How the GOP Can Get the Upper Hand

The congressional GOP has finally taken a position in its budget struggle with the Obama administration that maximizes its chances for a decent outcome.  Unfortunately, it only got there after going through several other steps first, a process that may have jeopardized the advantage they should be now enjoying.



GOP-dems-clean-energy webOn Monday, the House passed a GOP-written continuing resolution (CR) to keep the government open, with two Obamacare-related amendments attached to it that the public strongly supports.  The first would delay the individual mandate for a year.  The second would override the Obama administration’s lawless rule giving Congress and its staff special treatment in the Obamacare exchanges.

The Senate promptly rejected the House-passed CR in a strictly party-line vote on Monday evening.

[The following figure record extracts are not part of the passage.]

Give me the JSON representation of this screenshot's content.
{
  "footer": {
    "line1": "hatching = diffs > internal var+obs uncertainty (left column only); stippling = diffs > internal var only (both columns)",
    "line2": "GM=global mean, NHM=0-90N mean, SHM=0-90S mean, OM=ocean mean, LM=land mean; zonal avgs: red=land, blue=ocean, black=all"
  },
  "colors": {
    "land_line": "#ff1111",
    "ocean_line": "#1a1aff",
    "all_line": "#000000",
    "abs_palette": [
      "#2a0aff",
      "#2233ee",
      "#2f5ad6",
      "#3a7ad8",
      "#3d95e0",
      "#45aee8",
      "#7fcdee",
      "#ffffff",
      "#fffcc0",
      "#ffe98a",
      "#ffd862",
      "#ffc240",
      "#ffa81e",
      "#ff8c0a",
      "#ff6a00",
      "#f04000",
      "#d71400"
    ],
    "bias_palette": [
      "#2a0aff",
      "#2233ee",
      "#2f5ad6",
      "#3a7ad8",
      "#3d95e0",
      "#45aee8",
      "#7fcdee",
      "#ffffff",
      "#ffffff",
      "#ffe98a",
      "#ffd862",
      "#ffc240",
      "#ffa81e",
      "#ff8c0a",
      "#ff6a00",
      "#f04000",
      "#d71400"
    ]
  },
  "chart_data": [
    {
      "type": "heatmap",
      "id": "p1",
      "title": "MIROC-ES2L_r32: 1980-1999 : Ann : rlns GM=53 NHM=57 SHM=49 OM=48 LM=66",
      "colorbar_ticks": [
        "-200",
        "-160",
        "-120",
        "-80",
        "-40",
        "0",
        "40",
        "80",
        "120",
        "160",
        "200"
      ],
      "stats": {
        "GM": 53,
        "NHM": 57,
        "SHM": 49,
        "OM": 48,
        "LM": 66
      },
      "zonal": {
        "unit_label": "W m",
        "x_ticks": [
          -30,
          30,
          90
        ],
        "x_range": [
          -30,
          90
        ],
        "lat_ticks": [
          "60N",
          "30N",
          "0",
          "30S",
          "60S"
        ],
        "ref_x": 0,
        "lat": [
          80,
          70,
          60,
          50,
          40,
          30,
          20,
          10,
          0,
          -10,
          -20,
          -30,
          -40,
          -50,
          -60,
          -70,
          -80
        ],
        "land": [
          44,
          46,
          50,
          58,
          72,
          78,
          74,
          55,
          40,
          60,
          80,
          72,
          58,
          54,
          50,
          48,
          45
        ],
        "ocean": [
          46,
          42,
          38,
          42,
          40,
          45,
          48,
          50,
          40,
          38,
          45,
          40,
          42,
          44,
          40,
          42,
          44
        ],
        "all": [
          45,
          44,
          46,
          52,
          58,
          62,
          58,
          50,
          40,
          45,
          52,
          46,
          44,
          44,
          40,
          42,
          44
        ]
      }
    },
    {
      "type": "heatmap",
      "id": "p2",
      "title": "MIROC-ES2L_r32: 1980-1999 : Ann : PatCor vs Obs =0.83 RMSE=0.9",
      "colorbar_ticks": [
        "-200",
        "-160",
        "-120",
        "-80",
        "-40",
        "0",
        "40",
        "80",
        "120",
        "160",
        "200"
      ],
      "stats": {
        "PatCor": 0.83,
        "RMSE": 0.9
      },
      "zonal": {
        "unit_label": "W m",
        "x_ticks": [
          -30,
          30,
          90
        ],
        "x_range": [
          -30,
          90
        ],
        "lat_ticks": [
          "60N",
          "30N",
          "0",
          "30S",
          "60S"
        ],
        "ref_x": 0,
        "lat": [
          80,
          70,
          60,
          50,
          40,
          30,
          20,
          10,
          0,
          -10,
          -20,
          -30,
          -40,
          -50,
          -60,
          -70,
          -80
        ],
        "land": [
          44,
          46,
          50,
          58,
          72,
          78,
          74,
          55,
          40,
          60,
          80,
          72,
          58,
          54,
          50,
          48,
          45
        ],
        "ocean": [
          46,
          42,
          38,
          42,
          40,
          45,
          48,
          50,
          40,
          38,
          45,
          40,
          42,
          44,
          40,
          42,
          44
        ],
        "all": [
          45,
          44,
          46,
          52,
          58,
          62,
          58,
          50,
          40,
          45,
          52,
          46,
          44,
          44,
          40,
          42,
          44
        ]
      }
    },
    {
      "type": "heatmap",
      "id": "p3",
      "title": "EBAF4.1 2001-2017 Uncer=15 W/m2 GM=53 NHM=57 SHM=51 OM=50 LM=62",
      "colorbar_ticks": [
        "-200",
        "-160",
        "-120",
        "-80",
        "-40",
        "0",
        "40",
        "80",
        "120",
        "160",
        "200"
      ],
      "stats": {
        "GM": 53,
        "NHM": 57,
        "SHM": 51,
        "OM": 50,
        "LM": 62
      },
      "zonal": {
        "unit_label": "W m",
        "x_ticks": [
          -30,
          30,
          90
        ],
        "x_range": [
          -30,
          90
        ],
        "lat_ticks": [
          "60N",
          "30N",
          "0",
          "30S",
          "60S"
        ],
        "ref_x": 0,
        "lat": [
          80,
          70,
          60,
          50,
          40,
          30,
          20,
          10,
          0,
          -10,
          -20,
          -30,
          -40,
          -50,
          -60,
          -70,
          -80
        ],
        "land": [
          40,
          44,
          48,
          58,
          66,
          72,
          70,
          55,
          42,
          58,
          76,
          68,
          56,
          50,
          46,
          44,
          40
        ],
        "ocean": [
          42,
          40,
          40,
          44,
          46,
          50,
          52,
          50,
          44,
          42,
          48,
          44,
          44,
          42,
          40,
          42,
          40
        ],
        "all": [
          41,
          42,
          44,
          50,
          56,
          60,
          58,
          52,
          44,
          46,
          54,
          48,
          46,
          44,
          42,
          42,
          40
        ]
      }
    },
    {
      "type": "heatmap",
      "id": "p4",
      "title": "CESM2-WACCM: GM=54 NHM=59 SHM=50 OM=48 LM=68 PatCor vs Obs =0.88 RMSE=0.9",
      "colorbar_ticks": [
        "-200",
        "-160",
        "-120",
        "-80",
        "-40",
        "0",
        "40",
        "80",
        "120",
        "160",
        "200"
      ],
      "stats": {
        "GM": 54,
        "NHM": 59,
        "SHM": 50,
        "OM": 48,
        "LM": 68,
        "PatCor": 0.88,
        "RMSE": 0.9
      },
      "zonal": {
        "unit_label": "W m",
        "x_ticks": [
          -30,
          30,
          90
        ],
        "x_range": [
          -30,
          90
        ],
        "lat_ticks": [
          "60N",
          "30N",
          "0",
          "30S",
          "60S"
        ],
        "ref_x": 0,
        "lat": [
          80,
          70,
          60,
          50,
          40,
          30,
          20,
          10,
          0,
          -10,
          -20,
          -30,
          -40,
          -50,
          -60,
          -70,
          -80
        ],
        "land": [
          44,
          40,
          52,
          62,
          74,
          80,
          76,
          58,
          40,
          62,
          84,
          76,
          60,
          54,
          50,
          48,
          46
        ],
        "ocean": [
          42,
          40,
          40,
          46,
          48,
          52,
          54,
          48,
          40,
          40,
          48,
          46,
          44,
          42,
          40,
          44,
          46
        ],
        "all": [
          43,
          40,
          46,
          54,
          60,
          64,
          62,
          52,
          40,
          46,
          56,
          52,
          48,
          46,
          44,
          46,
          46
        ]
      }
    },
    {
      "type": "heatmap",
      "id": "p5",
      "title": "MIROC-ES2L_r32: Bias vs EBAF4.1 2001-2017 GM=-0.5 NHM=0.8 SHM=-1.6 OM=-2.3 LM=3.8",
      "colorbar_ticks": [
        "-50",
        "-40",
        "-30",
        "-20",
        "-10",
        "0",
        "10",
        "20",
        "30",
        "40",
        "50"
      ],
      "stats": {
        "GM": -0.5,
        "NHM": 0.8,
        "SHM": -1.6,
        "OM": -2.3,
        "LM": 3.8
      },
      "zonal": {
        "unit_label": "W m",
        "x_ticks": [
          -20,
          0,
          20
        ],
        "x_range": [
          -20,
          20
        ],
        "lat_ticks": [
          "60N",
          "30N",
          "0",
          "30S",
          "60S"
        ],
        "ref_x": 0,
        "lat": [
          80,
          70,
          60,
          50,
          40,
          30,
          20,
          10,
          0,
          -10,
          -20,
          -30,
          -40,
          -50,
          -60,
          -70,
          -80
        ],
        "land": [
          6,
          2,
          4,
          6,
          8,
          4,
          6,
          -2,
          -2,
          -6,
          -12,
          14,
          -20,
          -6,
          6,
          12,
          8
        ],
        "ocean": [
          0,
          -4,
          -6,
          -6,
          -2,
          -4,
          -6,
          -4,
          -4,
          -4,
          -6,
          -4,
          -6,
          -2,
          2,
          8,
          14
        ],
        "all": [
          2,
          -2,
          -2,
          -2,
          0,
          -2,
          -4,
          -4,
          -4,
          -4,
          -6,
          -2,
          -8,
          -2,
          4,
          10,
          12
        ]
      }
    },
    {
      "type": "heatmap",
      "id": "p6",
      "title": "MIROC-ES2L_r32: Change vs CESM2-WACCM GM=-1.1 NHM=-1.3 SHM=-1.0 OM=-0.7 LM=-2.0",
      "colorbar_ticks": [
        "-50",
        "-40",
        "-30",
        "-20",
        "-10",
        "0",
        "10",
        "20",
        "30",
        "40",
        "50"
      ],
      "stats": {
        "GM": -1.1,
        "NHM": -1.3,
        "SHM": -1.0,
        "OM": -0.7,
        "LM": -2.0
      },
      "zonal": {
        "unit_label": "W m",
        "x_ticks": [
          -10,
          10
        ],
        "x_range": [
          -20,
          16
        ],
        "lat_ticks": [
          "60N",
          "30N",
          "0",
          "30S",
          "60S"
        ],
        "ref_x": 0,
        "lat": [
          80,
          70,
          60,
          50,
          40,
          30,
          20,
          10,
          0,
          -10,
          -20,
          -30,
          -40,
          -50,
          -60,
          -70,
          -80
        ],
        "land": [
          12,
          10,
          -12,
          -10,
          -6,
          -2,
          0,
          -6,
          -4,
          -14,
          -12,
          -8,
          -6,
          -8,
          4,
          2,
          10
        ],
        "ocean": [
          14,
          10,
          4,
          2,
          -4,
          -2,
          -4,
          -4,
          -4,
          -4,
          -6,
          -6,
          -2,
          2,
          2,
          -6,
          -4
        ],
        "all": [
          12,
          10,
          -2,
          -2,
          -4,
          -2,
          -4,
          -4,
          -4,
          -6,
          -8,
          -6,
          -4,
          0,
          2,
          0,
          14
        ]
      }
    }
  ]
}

That’s right.  No Senate Democrats supported the latest version of the CR passed by the House -- not one.  In the House, nine Democrats supported its passage.  This CR doesn’t defund Obamacare, or even delay it for a year.  All it does is delay the individual mandate for a year and restore the originally-intended treatment of Congress under Obamacare.  In other words, every Senate Democrat – including several from conservative-leaning states who are up for re-election -- would rather shut down the government than give working Americans the same one-year break from Obamacare that big businesses have gotten from the administration, or be treated like other Americans under Obamacare’s rules.

These are not popular positions to take, to put it mildly.  In polling, about four out of five Americans support getting rid of the individual mandate.  And there’s even stronger support for making Congress and its staff go into the Obamacare exchanges like other Americans who lose their employer plans.